Tú llamas a tu madre para pedirle que te pase una receta, y ella, que está a miles de kilómetros, te da los ingredientes, el paso a paso y unos cuantos trucos básicos para no quemarte las pestañas en el intento. Compras todo y te dispones, cual Elena Santonja, con tu delantal, a seguir una por una las instrucciones para reproducir el plato. Te esmeras, porque echas de menos el sabor y probablemente tu casa. Pones atención en cada detalle del proceso porque lo que buscas en el fondo no es la comida en sí, sino la sensación, el comer algo que te teletransporte a la cocina con tu madre mientras ella farfulla que dejes de picar que si no luego no comes. Y entonces, después de un rato poniendo en boga tus propias destrezas culinarias, lo pruebas y… le falta algo.
Quizás sea que los ingredientes de aquí no son como los de allá, o que esta vitro no calienta como la otra. Tal vez ocurra que la sal de este lado venga de la otra punta del mundo y no conozca Santa Pola ni en los mapas. Es posible que te saltes algún paso importante, que tuestes de más el pan —algo que en mi caso es imposible, pues en mi casa es tradición carbonizarlo por olvido—, o simplemente que no tengas el talento suficiente para freír un huevo sin librar una batalla a vida o muerte con el aceite caliente. Qué sé yo. Sea como sea, por muy comestible que esté el plato, no es igual. Le falta algo que no aparece en la receta y que ni tu madre misma —o tu abuela, que también se da maña, como le decía Manolo a Fernando en Belle époque— sabe describir.
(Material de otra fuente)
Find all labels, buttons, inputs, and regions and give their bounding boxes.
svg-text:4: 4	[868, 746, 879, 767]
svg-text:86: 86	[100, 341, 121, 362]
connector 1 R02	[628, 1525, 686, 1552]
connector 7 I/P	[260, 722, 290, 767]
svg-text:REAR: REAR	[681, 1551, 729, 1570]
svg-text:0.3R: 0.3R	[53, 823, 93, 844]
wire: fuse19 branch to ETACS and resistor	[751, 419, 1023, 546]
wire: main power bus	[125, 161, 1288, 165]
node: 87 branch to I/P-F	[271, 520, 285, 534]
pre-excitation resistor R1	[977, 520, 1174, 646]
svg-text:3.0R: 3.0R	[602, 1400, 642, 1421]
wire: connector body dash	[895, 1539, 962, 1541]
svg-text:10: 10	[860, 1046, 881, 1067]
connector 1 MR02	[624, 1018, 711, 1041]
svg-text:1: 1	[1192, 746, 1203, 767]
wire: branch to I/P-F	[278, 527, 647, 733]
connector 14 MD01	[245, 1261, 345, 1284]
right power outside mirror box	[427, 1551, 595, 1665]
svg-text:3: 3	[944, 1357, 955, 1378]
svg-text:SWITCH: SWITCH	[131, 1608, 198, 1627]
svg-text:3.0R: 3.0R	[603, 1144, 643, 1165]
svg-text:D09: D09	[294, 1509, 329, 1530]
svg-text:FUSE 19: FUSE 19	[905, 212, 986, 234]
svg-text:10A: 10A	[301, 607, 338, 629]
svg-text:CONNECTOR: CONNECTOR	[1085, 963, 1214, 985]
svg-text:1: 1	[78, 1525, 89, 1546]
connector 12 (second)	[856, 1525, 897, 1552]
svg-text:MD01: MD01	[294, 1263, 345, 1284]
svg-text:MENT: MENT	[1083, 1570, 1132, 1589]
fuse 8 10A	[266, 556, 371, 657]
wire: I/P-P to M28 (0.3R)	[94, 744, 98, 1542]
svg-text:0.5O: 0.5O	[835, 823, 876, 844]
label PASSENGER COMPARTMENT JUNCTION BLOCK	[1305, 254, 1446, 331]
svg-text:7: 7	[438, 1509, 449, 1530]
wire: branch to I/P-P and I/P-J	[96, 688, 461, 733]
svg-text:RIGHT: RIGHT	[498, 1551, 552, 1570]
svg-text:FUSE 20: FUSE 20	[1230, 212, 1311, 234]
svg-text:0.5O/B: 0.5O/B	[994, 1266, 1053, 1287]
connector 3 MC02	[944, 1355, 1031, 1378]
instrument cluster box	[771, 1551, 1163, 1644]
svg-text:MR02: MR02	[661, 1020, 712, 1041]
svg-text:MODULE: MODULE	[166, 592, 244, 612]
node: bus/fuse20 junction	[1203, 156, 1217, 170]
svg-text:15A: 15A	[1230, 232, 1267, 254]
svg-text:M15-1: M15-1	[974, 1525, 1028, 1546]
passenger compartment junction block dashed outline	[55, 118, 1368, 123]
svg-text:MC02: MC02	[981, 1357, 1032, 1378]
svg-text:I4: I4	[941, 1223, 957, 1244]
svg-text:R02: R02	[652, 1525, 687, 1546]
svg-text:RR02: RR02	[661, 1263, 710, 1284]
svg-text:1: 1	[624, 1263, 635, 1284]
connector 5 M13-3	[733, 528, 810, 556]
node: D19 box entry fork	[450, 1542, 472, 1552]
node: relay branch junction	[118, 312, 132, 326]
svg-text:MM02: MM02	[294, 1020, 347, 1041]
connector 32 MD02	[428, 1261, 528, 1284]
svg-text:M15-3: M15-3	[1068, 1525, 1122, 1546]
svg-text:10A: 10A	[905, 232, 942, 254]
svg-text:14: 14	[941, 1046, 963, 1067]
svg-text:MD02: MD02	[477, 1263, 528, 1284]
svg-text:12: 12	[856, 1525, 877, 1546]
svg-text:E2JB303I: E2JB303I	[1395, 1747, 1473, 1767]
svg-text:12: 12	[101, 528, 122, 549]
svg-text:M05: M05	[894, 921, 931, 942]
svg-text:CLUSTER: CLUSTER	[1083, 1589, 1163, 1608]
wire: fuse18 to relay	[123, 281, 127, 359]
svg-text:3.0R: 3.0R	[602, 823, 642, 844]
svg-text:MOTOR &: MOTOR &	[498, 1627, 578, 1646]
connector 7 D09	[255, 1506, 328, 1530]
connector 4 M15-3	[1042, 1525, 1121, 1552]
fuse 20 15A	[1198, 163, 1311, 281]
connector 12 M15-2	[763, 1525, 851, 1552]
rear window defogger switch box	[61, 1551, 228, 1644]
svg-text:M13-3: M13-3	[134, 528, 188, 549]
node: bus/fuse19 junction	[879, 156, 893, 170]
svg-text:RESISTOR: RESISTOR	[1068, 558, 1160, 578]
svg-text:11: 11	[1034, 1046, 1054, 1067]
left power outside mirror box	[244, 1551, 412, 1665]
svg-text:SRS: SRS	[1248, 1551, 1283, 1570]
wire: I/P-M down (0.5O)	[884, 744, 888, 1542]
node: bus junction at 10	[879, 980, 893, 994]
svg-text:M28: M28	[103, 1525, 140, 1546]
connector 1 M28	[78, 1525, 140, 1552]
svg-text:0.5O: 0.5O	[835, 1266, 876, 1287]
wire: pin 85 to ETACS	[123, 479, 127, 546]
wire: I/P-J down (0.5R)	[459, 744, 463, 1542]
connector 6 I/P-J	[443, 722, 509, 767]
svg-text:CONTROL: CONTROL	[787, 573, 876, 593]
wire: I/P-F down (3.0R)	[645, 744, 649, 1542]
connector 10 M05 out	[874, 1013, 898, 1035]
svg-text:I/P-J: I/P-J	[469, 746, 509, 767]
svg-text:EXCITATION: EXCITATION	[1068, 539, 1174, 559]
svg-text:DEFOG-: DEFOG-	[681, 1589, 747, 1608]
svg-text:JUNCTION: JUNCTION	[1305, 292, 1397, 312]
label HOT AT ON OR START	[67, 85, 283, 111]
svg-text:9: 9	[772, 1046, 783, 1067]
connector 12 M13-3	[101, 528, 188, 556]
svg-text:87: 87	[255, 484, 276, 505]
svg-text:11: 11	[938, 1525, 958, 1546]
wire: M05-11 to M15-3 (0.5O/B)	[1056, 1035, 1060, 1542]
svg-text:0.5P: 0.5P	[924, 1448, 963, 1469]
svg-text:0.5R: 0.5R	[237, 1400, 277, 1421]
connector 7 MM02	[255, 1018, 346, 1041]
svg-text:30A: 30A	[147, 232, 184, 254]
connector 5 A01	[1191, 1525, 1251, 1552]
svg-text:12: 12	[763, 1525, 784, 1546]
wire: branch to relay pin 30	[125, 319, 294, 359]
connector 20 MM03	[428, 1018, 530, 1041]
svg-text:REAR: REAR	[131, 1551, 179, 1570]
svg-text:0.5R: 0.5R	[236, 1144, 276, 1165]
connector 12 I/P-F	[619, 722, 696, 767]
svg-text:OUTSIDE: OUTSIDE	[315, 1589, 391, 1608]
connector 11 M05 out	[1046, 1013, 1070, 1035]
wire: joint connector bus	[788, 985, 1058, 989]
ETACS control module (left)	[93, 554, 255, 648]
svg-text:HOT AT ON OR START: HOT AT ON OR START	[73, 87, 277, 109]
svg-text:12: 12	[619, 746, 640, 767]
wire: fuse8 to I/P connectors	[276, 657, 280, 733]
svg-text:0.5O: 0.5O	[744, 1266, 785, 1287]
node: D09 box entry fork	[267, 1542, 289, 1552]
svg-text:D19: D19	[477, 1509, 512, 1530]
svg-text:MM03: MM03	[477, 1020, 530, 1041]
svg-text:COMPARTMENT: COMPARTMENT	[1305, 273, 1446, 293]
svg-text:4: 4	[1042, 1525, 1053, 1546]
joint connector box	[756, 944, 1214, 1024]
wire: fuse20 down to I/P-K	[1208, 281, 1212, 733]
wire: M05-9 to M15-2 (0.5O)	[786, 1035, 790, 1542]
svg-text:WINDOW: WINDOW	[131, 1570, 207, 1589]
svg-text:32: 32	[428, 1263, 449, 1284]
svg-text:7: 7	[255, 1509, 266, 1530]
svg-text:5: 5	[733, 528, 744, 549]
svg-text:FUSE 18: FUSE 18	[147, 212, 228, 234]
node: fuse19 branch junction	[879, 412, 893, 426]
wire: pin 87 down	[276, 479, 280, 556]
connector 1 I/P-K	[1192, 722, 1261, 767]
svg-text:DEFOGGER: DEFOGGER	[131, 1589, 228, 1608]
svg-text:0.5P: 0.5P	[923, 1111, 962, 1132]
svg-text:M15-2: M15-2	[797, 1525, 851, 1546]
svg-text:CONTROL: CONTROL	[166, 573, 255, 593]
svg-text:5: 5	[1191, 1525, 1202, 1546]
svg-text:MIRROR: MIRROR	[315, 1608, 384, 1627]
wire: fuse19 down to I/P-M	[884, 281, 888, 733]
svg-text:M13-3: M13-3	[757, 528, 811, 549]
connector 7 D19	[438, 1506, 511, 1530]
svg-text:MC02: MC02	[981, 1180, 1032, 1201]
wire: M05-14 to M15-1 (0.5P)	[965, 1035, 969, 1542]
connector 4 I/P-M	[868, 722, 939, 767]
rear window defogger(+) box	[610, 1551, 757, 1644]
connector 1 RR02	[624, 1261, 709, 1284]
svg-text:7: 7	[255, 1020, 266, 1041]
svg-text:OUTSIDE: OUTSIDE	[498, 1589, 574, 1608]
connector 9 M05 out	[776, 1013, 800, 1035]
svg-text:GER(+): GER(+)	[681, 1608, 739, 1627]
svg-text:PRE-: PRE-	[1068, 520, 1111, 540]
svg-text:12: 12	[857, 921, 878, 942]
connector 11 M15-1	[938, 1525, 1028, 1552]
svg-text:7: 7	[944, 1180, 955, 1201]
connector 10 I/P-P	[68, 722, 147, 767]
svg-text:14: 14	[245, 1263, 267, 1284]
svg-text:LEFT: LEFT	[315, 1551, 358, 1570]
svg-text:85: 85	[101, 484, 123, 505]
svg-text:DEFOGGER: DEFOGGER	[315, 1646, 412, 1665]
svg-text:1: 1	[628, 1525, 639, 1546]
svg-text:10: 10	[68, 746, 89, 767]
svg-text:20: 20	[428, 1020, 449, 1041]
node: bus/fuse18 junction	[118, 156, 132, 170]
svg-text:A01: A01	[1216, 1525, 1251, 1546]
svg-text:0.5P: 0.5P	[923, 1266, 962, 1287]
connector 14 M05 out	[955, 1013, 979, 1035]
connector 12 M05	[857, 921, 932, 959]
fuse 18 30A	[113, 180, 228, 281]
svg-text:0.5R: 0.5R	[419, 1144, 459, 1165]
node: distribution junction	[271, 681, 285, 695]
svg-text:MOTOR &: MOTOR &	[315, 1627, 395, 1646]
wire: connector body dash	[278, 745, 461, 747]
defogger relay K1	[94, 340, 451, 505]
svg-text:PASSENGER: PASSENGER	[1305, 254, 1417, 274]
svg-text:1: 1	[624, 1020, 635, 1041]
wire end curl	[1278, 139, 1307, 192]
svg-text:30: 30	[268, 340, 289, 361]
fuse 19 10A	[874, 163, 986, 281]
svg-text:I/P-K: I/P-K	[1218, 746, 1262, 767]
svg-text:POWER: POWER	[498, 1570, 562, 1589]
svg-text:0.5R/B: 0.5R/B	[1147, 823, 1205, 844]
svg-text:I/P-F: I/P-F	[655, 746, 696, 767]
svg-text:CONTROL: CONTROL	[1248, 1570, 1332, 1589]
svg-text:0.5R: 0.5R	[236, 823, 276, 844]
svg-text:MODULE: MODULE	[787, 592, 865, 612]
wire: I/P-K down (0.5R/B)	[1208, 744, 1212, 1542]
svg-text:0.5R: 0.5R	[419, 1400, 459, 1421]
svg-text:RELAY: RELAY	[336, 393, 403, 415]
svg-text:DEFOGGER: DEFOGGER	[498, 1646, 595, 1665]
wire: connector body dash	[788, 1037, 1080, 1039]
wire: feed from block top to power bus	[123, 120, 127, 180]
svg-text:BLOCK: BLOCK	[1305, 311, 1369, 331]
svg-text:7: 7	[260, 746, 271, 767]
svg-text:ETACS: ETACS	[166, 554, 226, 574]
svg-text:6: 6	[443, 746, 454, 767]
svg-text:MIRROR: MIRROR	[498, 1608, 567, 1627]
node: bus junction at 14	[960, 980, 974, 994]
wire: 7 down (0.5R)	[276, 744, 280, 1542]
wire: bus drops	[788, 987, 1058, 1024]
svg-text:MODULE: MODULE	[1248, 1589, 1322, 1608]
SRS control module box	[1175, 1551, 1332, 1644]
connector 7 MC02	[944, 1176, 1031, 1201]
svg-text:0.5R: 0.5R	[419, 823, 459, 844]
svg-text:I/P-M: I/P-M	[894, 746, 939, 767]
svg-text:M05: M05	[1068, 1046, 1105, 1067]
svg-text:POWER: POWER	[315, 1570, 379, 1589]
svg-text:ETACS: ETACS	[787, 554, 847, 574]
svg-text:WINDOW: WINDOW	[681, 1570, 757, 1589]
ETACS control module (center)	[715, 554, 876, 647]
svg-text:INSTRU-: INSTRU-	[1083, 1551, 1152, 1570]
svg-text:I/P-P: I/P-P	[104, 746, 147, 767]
Son gestos, destrezas adquiridas con los años. Saber oler que algo está soso, como me decía Rocío ayer. Reconocer que al arroz le falta agua sólo porque no suena como debería. Es como una especie de instinto que nada tiene que ver con la cocina y que viaja malamente, que no se transfiere de manera inmediata entre generaciones. Algunos dirán que es cosa de experiencia, que cortar algo en brunoise no es algo que se aprenda de la noche a la mañana. Pero yo creo que no. Creo que se trata de un ingrediente que no viene en los libros de cocina ni se aprende en la escuela Cordon Bleu. Es el puntito de amor que uno le pone a las cosas cuando las hace para la gente que quiere. El toque de madre, al fin y al cabo.